Crop the Bitmap: Extract the area of interest from the image based on bounding boxes. This focuses the OCR process on relevant parts of the image.
Grayscale the Bitmap: Convert the image to grayscale. This simplifies the image by removing color information, which can be helpful for OCR.
Convert to 1-Channel Input: The model expects a single-channel (grayscale) image. Convert the RGB image (3 channels) to a single channel.

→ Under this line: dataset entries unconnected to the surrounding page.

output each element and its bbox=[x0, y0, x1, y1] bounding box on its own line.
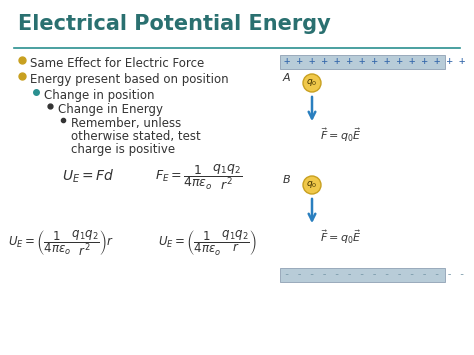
Text: - - - - - - - - - - - - - - -: - - - - - - - - - - - - - - - bbox=[284, 269, 465, 279]
Text: $U_E = \left(\dfrac{1}{4\pi\varepsilon_o}\dfrac{q_1 q_2}{r}\right)$: $U_E = \left(\dfrac{1}{4\pi\varepsilon_o… bbox=[158, 228, 256, 257]
FancyBboxPatch shape bbox=[280, 55, 445, 69]
Text: A: A bbox=[283, 73, 291, 83]
Text: $q_0$: $q_0$ bbox=[306, 77, 318, 88]
Text: Remember, unless: Remember, unless bbox=[71, 117, 181, 130]
Text: $q_0$: $q_0$ bbox=[306, 180, 318, 191]
Text: charge is positive: charge is positive bbox=[71, 143, 175, 156]
Text: $F_E = \dfrac{1}{4\pi\varepsilon_o}\dfrac{q_1 q_2}{r^2}$: $F_E = \dfrac{1}{4\pi\varepsilon_o}\dfra… bbox=[155, 163, 243, 192]
Text: Change in Energy: Change in Energy bbox=[58, 103, 163, 116]
Text: Energy present based on position: Energy present based on position bbox=[30, 73, 228, 86]
Text: $\vec{F} = q_0\vec{E}$: $\vec{F} = q_0\vec{E}$ bbox=[320, 228, 361, 246]
Text: + + + + + + + + + + + + + + +: + + + + + + + + + + + + + + + bbox=[284, 56, 465, 66]
Text: otherwise stated, test: otherwise stated, test bbox=[71, 130, 201, 143]
Text: $U_E = Fd$: $U_E = Fd$ bbox=[62, 168, 115, 185]
Text: Same Effect for Electric Force: Same Effect for Electric Force bbox=[30, 57, 204, 70]
Text: Change in position: Change in position bbox=[44, 89, 155, 102]
Text: $\vec{F} = q_0\vec{E}$: $\vec{F} = q_0\vec{E}$ bbox=[320, 126, 361, 144]
Circle shape bbox=[303, 176, 321, 194]
Text: B: B bbox=[283, 175, 291, 185]
Text: $U_E = \left(\dfrac{1}{4\pi\varepsilon_o}\dfrac{q_1 q_2}{r^2}\right)r$: $U_E = \left(\dfrac{1}{4\pi\varepsilon_o… bbox=[8, 228, 114, 257]
Text: Electrical Potential Energy: Electrical Potential Energy bbox=[18, 14, 331, 34]
FancyBboxPatch shape bbox=[280, 268, 445, 282]
Circle shape bbox=[303, 74, 321, 92]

5. Code Example for Input and Output

Here’s how you can handle the image preprocessing and model inference in your Android application:

fun loadModelFile(context: Context, modelFile: String): MappedByteBuffer {
    val fileDescriptor = context.assets.openFd(modelFile)
    val inputStream = FileInputStream(fileDescriptor.fileDescriptor)
    val fileChannel = inputStream.channel
    val startOffset = fileDescriptor.startOffset
    val declaredLength = fileDescriptor.declaredLength
    val retFile = fileChannel.map(FileChannel.MapMode.READ_ONLY, startOffset, declaredLength)
    fileDescriptor.close()
    return retFile
}

// Load the model
val interpreter = Interpreter(context, loadModelFile("ocr_model.tflite"))

// Preprocess the image
fun preprocessImage(bitmap: Bitmap): ByteBuffer {
    // Convert to grayscale
    val height: Int = bmpOriginal.height
    val width: Int = bmpOriginal.width
    val bmpGrayscale = Bitmap.createBitmap(width, height, Bitmap.Config.ARGB_8888)
    val canvas = Canvas(bmpGrayscale)
    val paint = Paint()

    // Based on OpenCv Conversion to Grayscale
    // https://docs.opencv.org/master/de/d25/imgproc_color_conversions.html#color_convert_rgb_gray
    // and info from
    // https://medium.com/mobile-app-development-publication/android-image-color-change-with-colormatrix-e927d7fb6eb4
    val matrix = floatArrayOf(
        0.299f, 0.587f, 0.114f, 0f, 0f,
        0.299f, 0.587f, 0.114f, 0f, 0f,
        0.299f, 0.587f, 0.114f, 0f, 0f,
        0f, 0f, 0f, 1f, 0f)
    val colorMatrixFilter = ColorMatrixColorFilter(matrix)
    paint.colorFilter = colorMatrixFilter
    canvas.drawBitmap(bmpOriginal, 0f, 0f, paint)
    
    // Convert to 1-channel input
    val bitmap = Bitmap.createScaledBitmap(
        bmpGrayscale,
        200, // requirement model width
        31, // requirement model height
        true
    )
    val width = bitmap.width
    val height = bitmap.height
    // Below 4 is for floats and 2nd one (1) for grayscale
    val mImgData: ByteBuffer = ByteBuffer.allocateDirect(1 * width * height * 1 * 4)
    mImgData.order(ByteOrder.nativeOrder())
    val pixels = IntArray(width * height)
    bitmap.getPixels(pixels, 0, width, 0, 0, width, height)
    for (pixel in pixels) {
        mImgData.putFloat(Color.blue(pixel).toFloat() / 255.0f)
    }
    
    return inputArray
}

// Run inference
val outputMap = Array(1) { LongArray(48) { 0 } } //48 from output shape the model
val inputArray = preprocessImage(bitmap)
interpreter.run(inputArray, outputMap)

val alphabets = "0123456789abcdefghijklmnopqrstuvwxyz."
val outputArray = arrayOutputs[0]
val sb: StringBuilder = StringBuilder()
for (i in outputArray.indices) {
    if (outputArray[i].toString() != "-1") {
        sb.append(alphabets[outputArray[i].toInt()])
    }
}

Result Image

After processing the image through the model, you will get an output image that contains the detected and recognized text. This result can be visualized or further processed based on your application’s requirements.